Нужно сказать, что при всей моей радости видеть живую жизнь тоска, намучившая меня в Петербурге, постоянно мешала моим веселым впечатлениям в первые дни поездки. Маленькие радости поминутно омрачались привычною болью изломанного сердца, и на смену вот этой капельке тепла, живой радости — грубо надвигались черные и как лед холодные воспоминания. Мгновениями казалось, что в таком настроении и ехать-то некуда и незачем, и малейшая неприятность, даже простое неудобство положительно сокрушали и обессиливали, так как трогали уже изболевшие от черных впечатлений нервы, уничтожали надежду на что-нибудь радостное, обессиливали. Вот в такое-то обессиленное, близкое к полной тоске, состояние привел меня и такой пустяк, как отказ «начальства» в билете на проезд от Тихорецкой станции до Екатеринодара. Стало мне как-то непомерно скучно и тяжко, но это продолжалось по обыкновению только мгновение, тем более что и само провидение уже пеклось обо мне.

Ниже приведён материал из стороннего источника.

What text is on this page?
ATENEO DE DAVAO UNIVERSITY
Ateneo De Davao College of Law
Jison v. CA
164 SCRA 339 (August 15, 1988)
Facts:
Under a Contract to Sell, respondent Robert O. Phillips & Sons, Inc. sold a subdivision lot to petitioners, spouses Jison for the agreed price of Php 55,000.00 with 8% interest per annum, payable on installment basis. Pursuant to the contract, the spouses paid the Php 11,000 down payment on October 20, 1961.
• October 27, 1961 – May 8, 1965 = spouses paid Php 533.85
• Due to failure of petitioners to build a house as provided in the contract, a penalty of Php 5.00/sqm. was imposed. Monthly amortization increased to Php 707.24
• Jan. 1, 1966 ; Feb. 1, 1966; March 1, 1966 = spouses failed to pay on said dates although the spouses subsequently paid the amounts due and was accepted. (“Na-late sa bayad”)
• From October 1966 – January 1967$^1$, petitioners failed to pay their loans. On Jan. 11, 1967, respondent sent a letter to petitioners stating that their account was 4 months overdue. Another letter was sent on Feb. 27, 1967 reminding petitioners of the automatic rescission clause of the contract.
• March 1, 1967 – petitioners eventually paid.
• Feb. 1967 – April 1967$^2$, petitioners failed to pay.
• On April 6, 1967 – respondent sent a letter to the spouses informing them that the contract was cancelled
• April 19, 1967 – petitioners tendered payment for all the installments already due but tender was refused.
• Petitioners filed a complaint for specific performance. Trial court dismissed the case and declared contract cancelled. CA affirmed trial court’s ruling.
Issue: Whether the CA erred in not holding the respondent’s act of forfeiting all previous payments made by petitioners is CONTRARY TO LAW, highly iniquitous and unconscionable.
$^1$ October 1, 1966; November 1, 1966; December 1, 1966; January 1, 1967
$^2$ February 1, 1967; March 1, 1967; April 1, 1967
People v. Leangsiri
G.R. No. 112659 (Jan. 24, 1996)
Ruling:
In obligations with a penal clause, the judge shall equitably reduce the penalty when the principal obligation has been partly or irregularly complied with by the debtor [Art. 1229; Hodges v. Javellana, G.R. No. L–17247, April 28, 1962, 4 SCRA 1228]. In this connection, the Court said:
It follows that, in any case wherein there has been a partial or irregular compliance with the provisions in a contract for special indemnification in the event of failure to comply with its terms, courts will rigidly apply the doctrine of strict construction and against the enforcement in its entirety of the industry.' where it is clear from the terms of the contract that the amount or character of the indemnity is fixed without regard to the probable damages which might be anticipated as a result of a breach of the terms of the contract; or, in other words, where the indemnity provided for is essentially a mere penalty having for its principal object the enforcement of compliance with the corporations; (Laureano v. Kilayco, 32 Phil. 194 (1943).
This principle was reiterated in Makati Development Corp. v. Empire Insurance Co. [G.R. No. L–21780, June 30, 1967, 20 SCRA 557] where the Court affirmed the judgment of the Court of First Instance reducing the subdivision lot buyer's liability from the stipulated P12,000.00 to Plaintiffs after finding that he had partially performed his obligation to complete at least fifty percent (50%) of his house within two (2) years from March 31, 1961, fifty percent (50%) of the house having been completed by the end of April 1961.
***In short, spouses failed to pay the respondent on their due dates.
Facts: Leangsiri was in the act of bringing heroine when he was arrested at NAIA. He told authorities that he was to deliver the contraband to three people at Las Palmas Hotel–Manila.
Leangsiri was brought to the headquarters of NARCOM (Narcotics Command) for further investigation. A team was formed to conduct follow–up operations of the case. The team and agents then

В то время, когда я шел разочарованный после разговора с начальством, на меня пристально и по-отечески смотрели ласковые глаза какого-то российского человека. Это был какой-то низший железнодорожный служитель в рабочей блузе, с бляхой и в черном картузе с белым позументом. Его доброе, мягкое сердце, вероятно, почуяло, что у меня на душе нескладно, что мне невесело, и он, как добрый человек, должно быть, подумал обо мне:
«Зачем ему начальник неприятные слова говорит? Лучше же ему приятные слова говорить, а не то что обижать!.. Все одно: на новую дорогу его не пустят, а ежели с ним по-приятному поговорить, так все же ему будет легче. Пойду-ка я ему поговорю по-прият-но-му-то!.. Пускай же он хошь повеселей… недоедет!»

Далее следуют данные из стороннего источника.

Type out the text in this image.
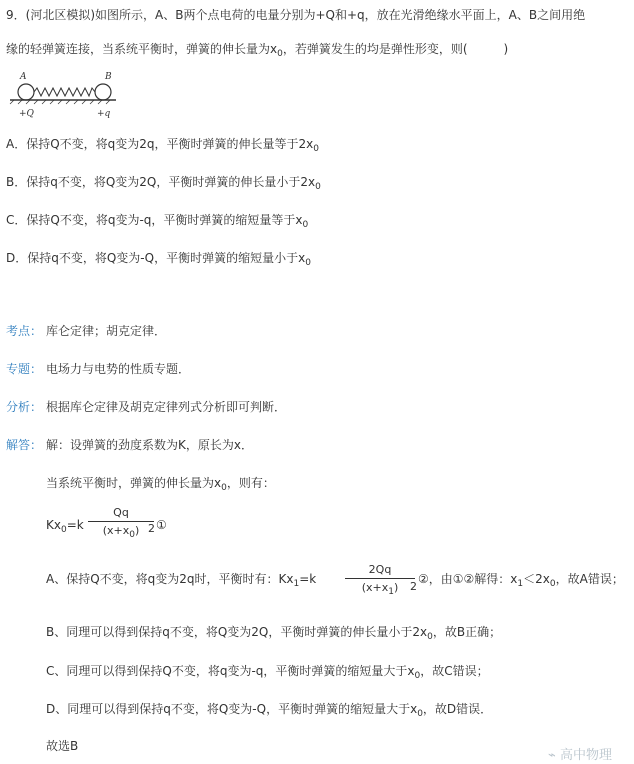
9．(河北区模拟)如图所示，A、B两个点电荷的电量分别为+Q和+q，放在光滑绝缘水平面上，A、B之间用绝
缘的轻弹簧连接，当系统平衡时，弹簧的伸长量为$x_0$，若弹簧发生的均是弹性形变，则(　　　)
A	B
+Q	+q
A．保持Q不变，将q变为2q，平衡时弹簧的伸长量等于$2x_0$
B．保持q不变，将Q变为2Q，平衡时弹簧的伸长量小于$2x_0$
C．保持Q不变，将q变为-q，平衡时弹簧的缩短量等于$x_0$
D．保持q不变，将Q变为-Q，平衡时弹簧的缩短量小于$x_0$
考点： 库仑定律；胡克定律．
专题： 电场力与电势的性质专题．
分析： 根据库仑定律及胡克定律列式分析即可判断．
解答： 解：设弹簧的劲度系数为K，原长为x．
当系统平衡时，弹簧的伸长量为$x_0$，则有：
$Kx_0=k$
Qq
$(x+x_0)$ 2 ①
A、保持Q不变，将q变为2q时，平衡时有：$Kx_1=k$
2Qq
$(x+x_1)$	2
②，由①②解得：$x_1<2x_0$，故A错误；
B、同理可以得到保持q不变，将Q变为2Q，平衡时弹簧的伸长量小于$2x_0$，故B正确；
C、同理可以得到保持Q不变，将q变为-q，平衡时弹簧的缩短量大于$x_0$，故C错误；
D、同理可以得到保持q不变，将Q变为-Q，平衡时弹簧的缩短量大于$x_0$，故D错误．
故选B
⌁ 高中物理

Сообразив и обдумав все это, добрый человек кашлянул, поправил кожаный пояс, развеселил свое лицо и ласково сказал, подойдя ко мне с картузом в руках:
— Вы что такое, вашскобродие, у обера спрашивали?
Я сказал и спросил его:
— Дают ли по крайней мере на Тихорецкой-то билеты?
Добрый человек вместо ответа сделал такой вид (фыркнул в сторону и картузом закрыл пол-лица), что дал мне полную возможность видеть, до какой степени рассмешил его мой нелепый вопрос.

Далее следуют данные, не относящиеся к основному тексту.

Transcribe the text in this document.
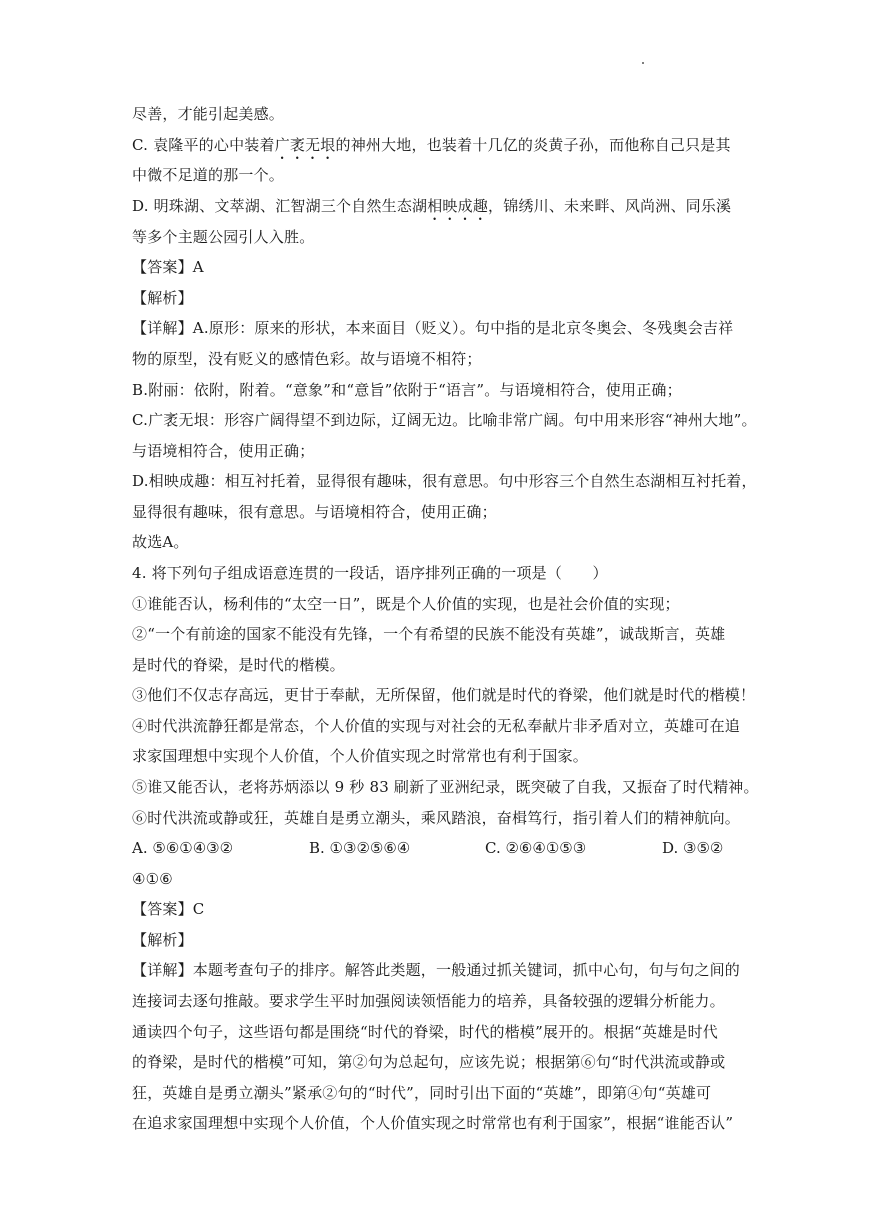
尽善，才能引起美感。
C. 袁隆平的心中装着广袤无垠的神州大地，也装着十几亿的炎黄子孙，而他称自己只是其
中微不足道的那一个。
D. 明珠湖、文萃湖、汇智湖三个自然生态湖相映成趣，锦绣川、未来畔、风尚洲、同乐溪
等多个主题公园引人入胜。
【答案】A
【解析】
【详解】A.原形：原来的形状，本来面目（贬义）。句中指的是北京冬奥会、冬残奥会吉祥
物的原型，没有贬义的感情色彩。故与语境不相符；
B.附丽：依附，附着。“意象”和“意旨”依附于“语言”。与语境相符合，使用正确；
C.广袤无垠：形容广阔得望不到边际，辽阔无边。比喻非常广阔。句中用来形容“神州大地”。
与语境相符合，使用正确；
D.相映成趣：相互衬托着，显得很有趣味，很有意思。句中形容三个自然生态湖相互衬托着，
显得很有趣味，很有意思。与语境相符合，使用正确；
故选A。
4. 将下列句子组成语意连贯的一段话，语序排列正确的一项是（　　）
①谁能否认，杨利伟的“太空一日”，既是个人价值的实现，也是社会价值的实现；
②“一个有前途的国家不能没有先锋，一个有希望的民族不能没有英雄”，诚哉斯言，英雄
是时代的脊梁，是时代的楷模。
③他们不仅志存高远，更甘于奉献，无所保留，他们就是时代的脊梁，他们就是时代的楷模！
④时代洪流静狂都是常态，个人价值的实现与对社会的无私奉献片非矛盾对立，英雄可在追
求家国理想中实现个人价值，个人价值实现之时常常也有利于国家。
⑤谁又能否认，老将苏炳添以 9 秒 83 刷新了亚洲纪录，既突破了自我，又振奋了时代精神。
⑥时代洪流或静或狂，英雄自是勇立潮头，乘风踏浪，奋楫笃行，指引着人们的精神航向。
A. ⑤⑥①④③②	B. ①③②⑤⑥④	C. ②⑥④①⑤③	D. ③⑤②
④①⑥
【答案】C
【解析】
【详解】本题考查句子的排序。解答此类题，一般通过抓关键词，抓中心句，句与句之间的
连接词去逐句推敲。要求学生平时加强阅读领悟能力的培养，具备较强的逻辑分析能力。
通读四个句子，这些语句都是围绕“时代的脊梁，时代的楷模”展开的。根据“英雄是时代
的脊梁，是时代的楷模”可知，第②句为总起句，应该先说；根据第⑥句“时代洪流或静或
狂，英雄自是勇立潮头”紧承②句的“时代”，同时引出下面的“英雄”，即第④句“英雄可
在追求家国理想中实现个人价值，个人价值实现之时常常也有利于国家”，根据“谁能否认”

— Да сколько вам будет угодно, столько вам билетов и дадут! — как бы оправившись от комического положения, в которое я его поставил, сказал он самым успокоительным и убедительным тоном.
— Будто дадут?
— И, будьте так добры, оставьте!
— Вот это славно!
— И сколько вам угодно! И очень просто! Как сейчас приехали, и сейчас взяли билет, и больше ничего — поезжайте с богом!
— Отлично!
— И ни боже мой, нисколько! А как будет звонок, тогда я прибегу за вашим чемоданчиком, извольте только помнить седьмой номер… И билетик до Тихорецкого возьму и место займу!